Ekoloji ile uyumlu yaşam konusunda gelişmiş ülkeler, gelişmemiş / gelişmekte olan ülkelerin modellerini örnek alıyorlar. Toprak tavanlı evler yapıyorlar örneğin…
Bu bir paradoks ve bu paradoksu çözmenin yolu da geliştirilecek olan uygun politik mekanizmalar aracılığıyla bunu doğru bir biçimde anlatmaktan geçiyor.
Diğer taraftan en çok sera gazı salımını yaptıkları için eleştirdiğimiz Amerika ve Çin'in, çok sayıda yeşil iş üreten firmaya sahip olduğunu ve kağıt üzerinde de olsa bunların sera gazı salımını azaltma yolundaki politikaları en çok uygulayan ülkeler olduklarını görüyoruz.
Ekoloji-ekonomi ikilemi derken söylemeye çalıştığım tam da buydu aslında. Endüstri Devrimi'nden sonra daha fazla para kazanmak adına dünya kirletildi. Şimdi de daha fazla para kazanmak adına dünya temizlenmeye mi çalışılıyor? Bu alanda kurulmuş büyük bir pazar var çünkü. Amerika ve Çin'in aynı zamanda da en çok yeşil iş yapan ülkeler olması da bunun ipucunu vermiyor mu?
Evet, veriyor. Türkiye için yeni bir kavram olsa da ekolojik üretim, özellikle gelişmiş olan ülkeler için çok yeni bir kavram değil. Arz talep dengesine baktığımızda gelişmiş ülkelerde artık arzın talebi değil, talebin arzı yarattığını görüyoruz. Dolayısıyla gelişmiş ülkeler gelen talepler doğrultusunda bu işleri yürütüyorlar.

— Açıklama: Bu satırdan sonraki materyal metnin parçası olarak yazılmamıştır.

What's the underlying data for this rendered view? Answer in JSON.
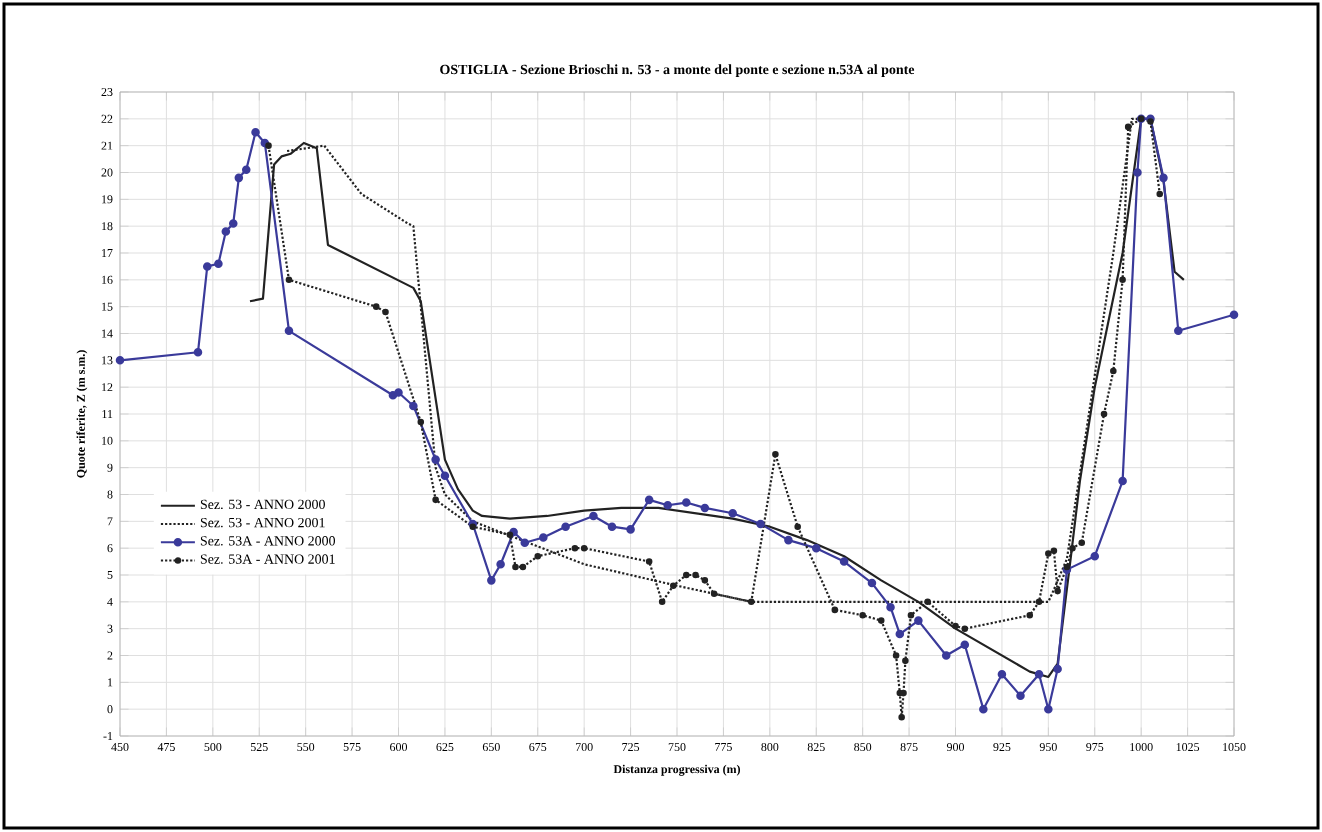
{
  "chart_data": {
    "type": "line",
    "title": "OSTIGLIA - Sezione Brioschi n. 53 - a monte del ponte e sezione n.53A al ponte",
    "xlabel": "Distanza progressiva (m)",
    "ylabel": "Quote riferite, Z (m s.m.)",
    "xlim": [
      450,
      1050
    ],
    "ylim": [
      -1,
      23
    ],
    "xticks": [
      450,
      475,
      500,
      525,
      550,
      575,
      600,
      625,
      650,
      675,
      700,
      725,
      750,
      775,
      800,
      825,
      850,
      875,
      900,
      925,
      950,
      975,
      1000,
      1025,
      1050
    ],
    "yticks": [
      -1,
      0,
      1,
      2,
      3,
      4,
      5,
      6,
      7,
      8,
      9,
      10,
      11,
      12,
      13,
      14,
      15,
      16,
      17,
      18,
      19,
      20,
      21,
      22,
      23
    ],
    "grid": true,
    "legend": "bottom left",
    "series": [
      {
        "name": "Sez. 53 - ANNO 2000",
        "color": "#222222",
        "line_style": "solid",
        "marker": "none",
        "x": [
          520,
          527,
          533,
          537,
          542,
          549,
          556,
          562,
          608,
          612,
          625,
          632,
          640,
          645,
          660,
          680,
          700,
          720,
          740,
          760,
          780,
          800,
          820,
          840,
          860,
          880,
          900,
          920,
          940,
          950,
          955,
          962,
          967,
          975,
          990,
          1000,
          1005,
          1012,
          1018,
          1023
        ],
        "values": [
          15.2,
          15.3,
          20.3,
          20.6,
          20.7,
          21.1,
          20.9,
          17.3,
          15.7,
          15.2,
          9.3,
          8.2,
          7.4,
          7.2,
          7.1,
          7.2,
          7.4,
          7.5,
          7.5,
          7.3,
          7.1,
          6.8,
          6.3,
          5.7,
          4.8,
          4.0,
          3.0,
          2.2,
          1.4,
          1.2,
          1.7,
          5.6,
          8.5,
          12,
          17,
          22,
          22,
          19.7,
          16.3,
          16
        ]
      },
      {
        "name": "Sez. 53 - ANNO 2001",
        "color": "#222222",
        "line_style": "dotted",
        "marker": "none",
        "x": [
          540,
          560,
          580,
          605,
          608,
          620,
          625,
          640,
          700,
          750,
          790,
          870,
          950,
          952,
          960,
          985,
          995,
          1005
        ],
        "values": [
          20.8,
          21.0,
          19.2,
          18.1,
          18,
          9,
          8,
          7.0,
          5.4,
          4.6,
          4.0,
          4.0,
          4.0,
          4.3,
          5.6,
          17,
          22,
          22
        ]
      },
      {
        "name": "Sez. 53A - ANNO 2000",
        "color": "#3a3a9a",
        "line_style": "solid",
        "marker": "circle",
        "x": [
          450,
          492,
          497,
          503,
          507,
          511,
          514,
          518,
          523,
          528,
          541,
          597,
          600,
          608,
          620,
          625,
          640,
          650,
          655,
          662,
          668,
          678,
          690,
          705,
          715,
          725,
          735,
          745,
          755,
          765,
          780,
          795,
          810,
          825,
          840,
          855,
          865,
          870,
          880,
          895,
          905,
          915,
          925,
          935,
          945,
          950,
          955,
          960,
          975,
          990,
          998,
          1000,
          1005,
          1012,
          1020,
          1050
        ],
        "values": [
          13,
          13.3,
          16.5,
          16.6,
          17.8,
          18.1,
          19.8,
          20.1,
          21.5,
          21.1,
          14.1,
          11.7,
          11.8,
          11.3,
          9.3,
          8.7,
          6.9,
          4.8,
          5.4,
          6.6,
          6.2,
          6.4,
          6.8,
          7.2,
          6.8,
          6.7,
          7.8,
          7.6,
          7.7,
          7.5,
          7.3,
          6.9,
          6.3,
          6.0,
          5.5,
          4.7,
          3.8,
          2.8,
          3.3,
          2.0,
          2.4,
          0,
          1.3,
          0.5,
          1.3,
          0,
          1.5,
          5.2,
          5.7,
          8.5,
          20,
          22,
          22,
          19.8,
          14.1,
          14.7
        ]
      },
      {
        "name": "Sez. 53A - ANNO 2001",
        "color": "#222222",
        "line_style": "dotted",
        "marker": "circle",
        "x": [
          530,
          541,
          588,
          593,
          612,
          620,
          640,
          660,
          663,
          667,
          675,
          695,
          700,
          735,
          742,
          748,
          755,
          760,
          765,
          770,
          790,
          803,
          815,
          835,
          850,
          860,
          868,
          870,
          871,
          872,
          873,
          876,
          885,
          900,
          905,
          940,
          945,
          950,
          953,
          955,
          960,
          963,
          968,
          980,
          985,
          990,
          993,
          1000,
          1005,
          1010
        ],
        "values": [
          21.0,
          16.0,
          15.0,
          14.8,
          10.7,
          7.8,
          6.8,
          6.5,
          5.3,
          5.3,
          5.7,
          6.0,
          6.0,
          5.5,
          4.0,
          4.6,
          5.0,
          5.0,
          4.8,
          4.3,
          4.0,
          9.5,
          6.8,
          3.7,
          3.5,
          3.3,
          2.0,
          0.6,
          -0.3,
          0.6,
          1.8,
          3.5,
          4.0,
          3.1,
          3.0,
          3.5,
          4.0,
          5.8,
          5.9,
          4.4,
          5.3,
          6.0,
          6.2,
          11.0,
          12.6,
          16,
          21.7,
          22,
          21.9,
          19.2
        ]
      }
    ]
  }
}
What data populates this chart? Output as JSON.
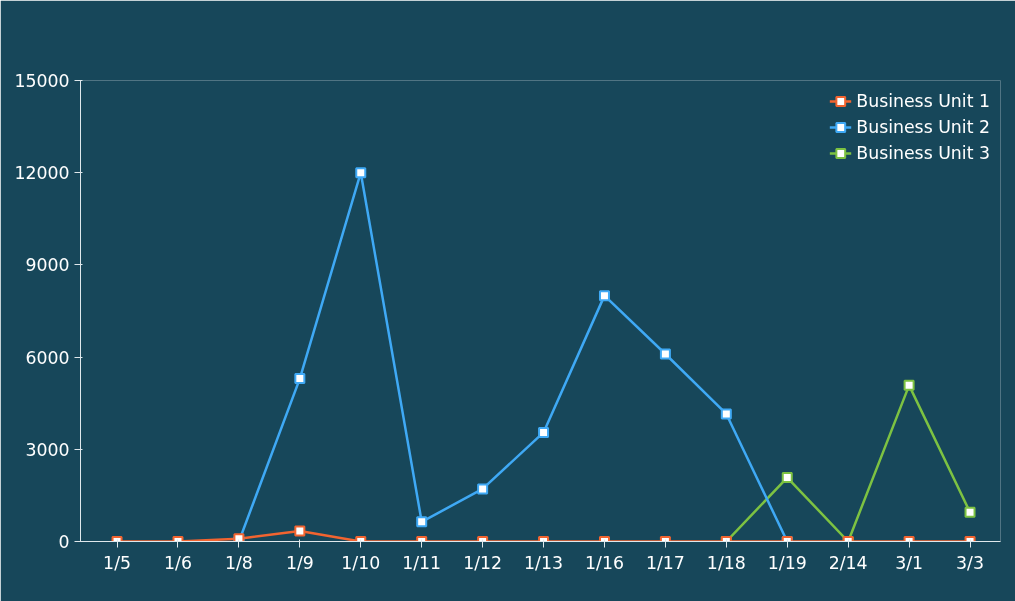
{
  "chart_data": {
    "type": "line",
    "categories": [
      "1/5",
      "1/6",
      "1/8",
      "1/9",
      "1/10",
      "1/11",
      "1/12",
      "1/13",
      "1/16",
      "1/17",
      "1/18",
      "1/19",
      "2/14",
      "3/1",
      "3/3"
    ],
    "series": [
      {
        "name": "Business Unit 1",
        "color": "#f26430",
        "values": [
          0,
          0,
          90,
          340,
          0,
          0,
          0,
          0,
          0,
          0,
          0,
          0,
          0,
          0,
          0
        ]
      },
      {
        "name": "Business Unit 2",
        "color": "#3fa9f5",
        "values": [
          null,
          null,
          0,
          5300,
          12000,
          640,
          1710,
          3550,
          8000,
          6100,
          4150,
          0,
          null,
          null,
          null
        ]
      },
      {
        "name": "Business Unit 3",
        "color": "#7dc242",
        "values": [
          null,
          null,
          null,
          null,
          null,
          null,
          null,
          null,
          null,
          null,
          0,
          2080,
          0,
          5080,
          950
        ]
      }
    ],
    "ylim": [
      0,
      15000
    ],
    "yticks": [
      0,
      3000,
      6000,
      9000,
      12000,
      15000
    ],
    "grid": false,
    "legend": "top right",
    "marker": "square",
    "line_style": "solid"
  }
}
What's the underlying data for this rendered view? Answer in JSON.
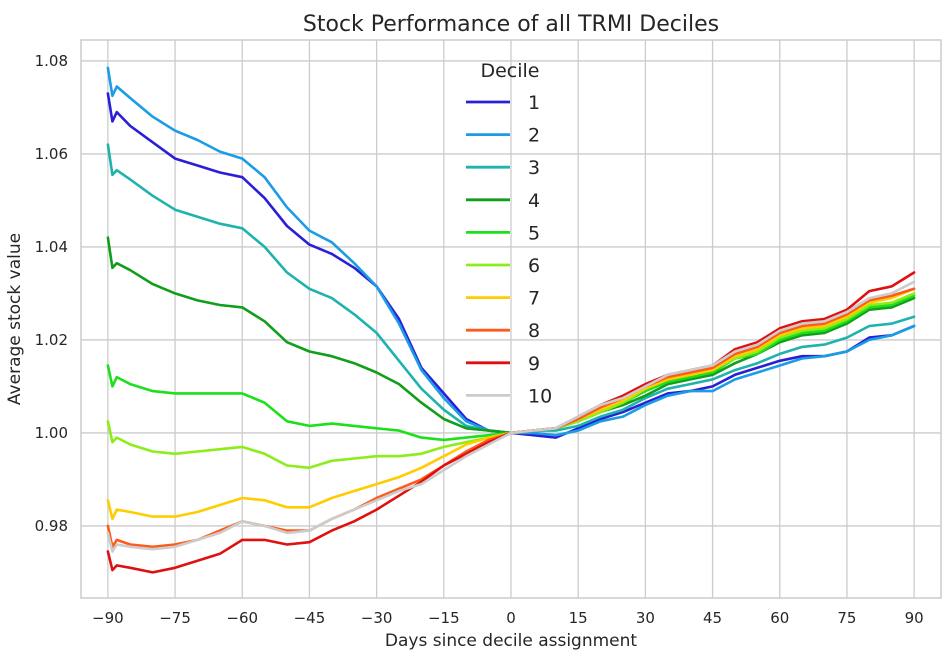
{
  "chart_data": {
    "type": "line",
    "title": "Stock Performance of all TRMI Deciles",
    "xlabel": "Days since decile assignment",
    "ylabel": "Average stock value",
    "xlim": [
      -96,
      96
    ],
    "ylim": [
      0.9645,
      1.0845
    ],
    "xticks": [
      -90,
      -75,
      -60,
      -45,
      -30,
      -15,
      0,
      15,
      30,
      45,
      60,
      75,
      90
    ],
    "yticks": [
      0.98,
      1.0,
      1.02,
      1.04,
      1.06,
      1.08
    ],
    "xtick_labels": [
      "−90",
      "−75",
      "−60",
      "−45",
      "−30",
      "−15",
      "0",
      "15",
      "30",
      "45",
      "60",
      "75",
      "90"
    ],
    "ytick_labels": [
      "0.98",
      "1.00",
      "1.02",
      "1.04",
      "1.06",
      "1.08"
    ],
    "grid": true,
    "legend": {
      "title": "Decile",
      "placement": "top-center"
    },
    "x": [
      -90,
      -89,
      -88,
      -85,
      -80,
      -75,
      -70,
      -65,
      -60,
      -55,
      -50,
      -45,
      -40,
      -35,
      -30,
      -25,
      -20,
      -15,
      -10,
      -5,
      0,
      5,
      10,
      15,
      20,
      25,
      30,
      35,
      40,
      45,
      50,
      55,
      60,
      65,
      70,
      75,
      80,
      85,
      90
    ],
    "series": [
      {
        "name": "1",
        "color": "#2a1fd6",
        "values": [
          1.073,
          1.067,
          1.069,
          1.066,
          1.0625,
          1.059,
          1.0575,
          1.056,
          1.055,
          1.0505,
          1.0445,
          1.0405,
          1.0385,
          1.0355,
          1.0315,
          1.0245,
          1.014,
          1.0085,
          1.003,
          1.0005,
          1.0,
          0.9995,
          0.999,
          1.001,
          1.003,
          1.0045,
          1.0065,
          1.0085,
          1.009,
          1.01,
          1.0125,
          1.014,
          1.0155,
          1.0165,
          1.0165,
          1.0175,
          1.0205,
          1.021,
          1.023
        ]
      },
      {
        "name": "2",
        "color": "#1a9ce6",
        "values": [
          1.0785,
          1.0725,
          1.0745,
          1.072,
          1.068,
          1.065,
          1.063,
          1.0605,
          1.059,
          1.055,
          1.0485,
          1.0435,
          1.041,
          1.0365,
          1.0315,
          1.0235,
          1.0135,
          1.0075,
          1.0025,
          1.0005,
          1.0,
          1.0,
          0.9995,
          1.0005,
          1.0025,
          1.0035,
          1.006,
          1.008,
          1.009,
          1.009,
          1.0115,
          1.013,
          1.0145,
          1.016,
          1.0165,
          1.0175,
          1.02,
          1.021,
          1.023
        ]
      },
      {
        "name": "3",
        "color": "#1fb3ad",
        "values": [
          1.062,
          1.0555,
          1.0565,
          1.0545,
          1.051,
          1.048,
          1.0465,
          1.045,
          1.044,
          1.04,
          1.0345,
          1.031,
          1.029,
          1.0255,
          1.0215,
          1.0155,
          1.0095,
          1.005,
          1.0015,
          1.0005,
          1.0,
          1.0005,
          1.0005,
          1.0015,
          1.0035,
          1.005,
          1.0075,
          1.0095,
          1.0105,
          1.0115,
          1.0135,
          1.015,
          1.017,
          1.0185,
          1.019,
          1.0205,
          1.023,
          1.0235,
          1.025
        ]
      },
      {
        "name": "4",
        "color": "#119e1a",
        "values": [
          1.042,
          1.0355,
          1.0365,
          1.035,
          1.032,
          1.03,
          1.0285,
          1.0275,
          1.027,
          1.024,
          1.0195,
          1.0175,
          1.0165,
          1.015,
          1.013,
          1.0105,
          1.0065,
          1.003,
          1.001,
          1.0005,
          1.0,
          1.0005,
          1.001,
          1.0025,
          1.0045,
          1.006,
          1.008,
          1.0105,
          1.0115,
          1.0125,
          1.015,
          1.017,
          1.0195,
          1.021,
          1.0215,
          1.0235,
          1.0265,
          1.027,
          1.029
        ]
      },
      {
        "name": "5",
        "color": "#1de01d",
        "values": [
          1.0145,
          1.01,
          1.012,
          1.0105,
          1.009,
          1.0085,
          1.0085,
          1.0085,
          1.0085,
          1.0065,
          1.0025,
          1.0015,
          1.002,
          1.0015,
          1.001,
          1.0005,
          0.999,
          0.9985,
          0.999,
          0.9995,
          1.0,
          1.0005,
          1.001,
          1.0025,
          1.0045,
          1.0065,
          1.009,
          1.011,
          1.012,
          1.013,
          1.016,
          1.017,
          1.02,
          1.0215,
          1.022,
          1.024,
          1.027,
          1.0275,
          1.0295
        ]
      },
      {
        "name": "6",
        "color": "#8ded1a",
        "values": [
          1.0025,
          0.998,
          0.999,
          0.9975,
          0.996,
          0.9955,
          0.996,
          0.9965,
          0.997,
          0.9955,
          0.993,
          0.9925,
          0.994,
          0.9945,
          0.995,
          0.995,
          0.9955,
          0.997,
          0.998,
          0.999,
          1.0,
          1.0005,
          1.001,
          1.0025,
          1.0045,
          1.0065,
          1.0095,
          1.0115,
          1.0125,
          1.0135,
          1.016,
          1.0175,
          1.0205,
          1.022,
          1.0225,
          1.0245,
          1.0275,
          1.028,
          1.03
        ]
      },
      {
        "name": "7",
        "color": "#ffcc00",
        "values": [
          0.9855,
          0.9815,
          0.9835,
          0.983,
          0.982,
          0.982,
          0.983,
          0.9845,
          0.986,
          0.9855,
          0.984,
          0.984,
          0.986,
          0.9875,
          0.989,
          0.9905,
          0.9925,
          0.995,
          0.9975,
          0.999,
          1.0,
          1.0005,
          1.001,
          1.003,
          1.005,
          1.007,
          1.0095,
          1.0115,
          1.0125,
          1.0135,
          1.0165,
          1.018,
          1.021,
          1.0225,
          1.023,
          1.025,
          1.028,
          1.029,
          1.031
        ]
      },
      {
        "name": "8",
        "color": "#ff5a1a",
        "values": [
          0.98,
          0.9755,
          0.977,
          0.976,
          0.9755,
          0.976,
          0.977,
          0.979,
          0.981,
          0.98,
          0.979,
          0.979,
          0.9815,
          0.9835,
          0.986,
          0.988,
          0.99,
          0.993,
          0.996,
          0.9985,
          1.0,
          1.0005,
          1.001,
          1.003,
          1.0055,
          1.0075,
          1.01,
          1.012,
          1.013,
          1.014,
          1.017,
          1.0185,
          1.0215,
          1.023,
          1.0235,
          1.0255,
          1.0285,
          1.0295,
          1.031
        ]
      },
      {
        "name": "9",
        "color": "#e01010",
        "values": [
          0.9745,
          0.9705,
          0.9715,
          0.971,
          0.97,
          0.971,
          0.9725,
          0.974,
          0.977,
          0.977,
          0.976,
          0.9765,
          0.979,
          0.981,
          0.9835,
          0.9865,
          0.9895,
          0.993,
          0.9955,
          0.998,
          1.0,
          1.0005,
          1.001,
          1.0035,
          1.006,
          1.008,
          1.0105,
          1.0125,
          1.0135,
          1.0145,
          1.018,
          1.0195,
          1.0225,
          1.024,
          1.0245,
          1.0265,
          1.0305,
          1.0315,
          1.0345
        ]
      },
      {
        "name": "10",
        "color": "#cccccc",
        "values": [
          0.9785,
          0.9745,
          0.976,
          0.9755,
          0.975,
          0.9755,
          0.977,
          0.9785,
          0.981,
          0.98,
          0.9785,
          0.979,
          0.9815,
          0.9835,
          0.9855,
          0.9875,
          0.989,
          0.992,
          0.995,
          0.9975,
          1.0,
          1.0005,
          1.001,
          1.0035,
          1.006,
          1.0075,
          1.01,
          1.0125,
          1.0135,
          1.0145,
          1.0175,
          1.019,
          1.022,
          1.0235,
          1.024,
          1.026,
          1.029,
          1.03,
          1.0325
        ]
      }
    ]
  }
}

Bu bağlamda bu işler kapitalist düzenin devamlılığına fayda sağlar bir biçimde ortaya çıksa da artık o kadar da değil. Çünkü siz çok büyük bir şirketin ceosu olsanız bile başka bir gezegende yaşamıyorsunuz, çocuğunuz okula giderken herkesin soluduğu kirli havayı soluyor.
Peki ya gelişmekte olan ülkeler?
Süreç onlar için çok daha zor, fakat kendi kapasitelerini görüp akıllı davranırlarsa onlar için de fırsat pencereleri var. Bunu fark edenler olduğu gibi fark etmeyenler de mevcut. Gelişmekte olan ülkelerde de ekolojik teknoloji söz konusu. Fakat az önce de söylediğim gibi gelişmiş ülkeler kendi aralarında, gelişmekte olan ülkeler de kendi aralarından konuşuyor ama iki ana blog birbiriyle konuşamıyor. Bunun bir örneğini en son Kopenhag'da gördük. Bir anlaşma yok, yaptırımının ne kadar olduğu tartışmaya açık olan bir bildiri var ortada. Bu, belki önümüzdeki dönemde uluslararası politika anlamında trendi belirleyecek olan sorunlardan biri olarak karşımıza çıkıyor. Belki ileride uluslararası örgütler bunun üzerine daha çok çalışacaklar, fakat bu sadece bir gözlem. Böyle bir durum şimdilik söz konusu değil.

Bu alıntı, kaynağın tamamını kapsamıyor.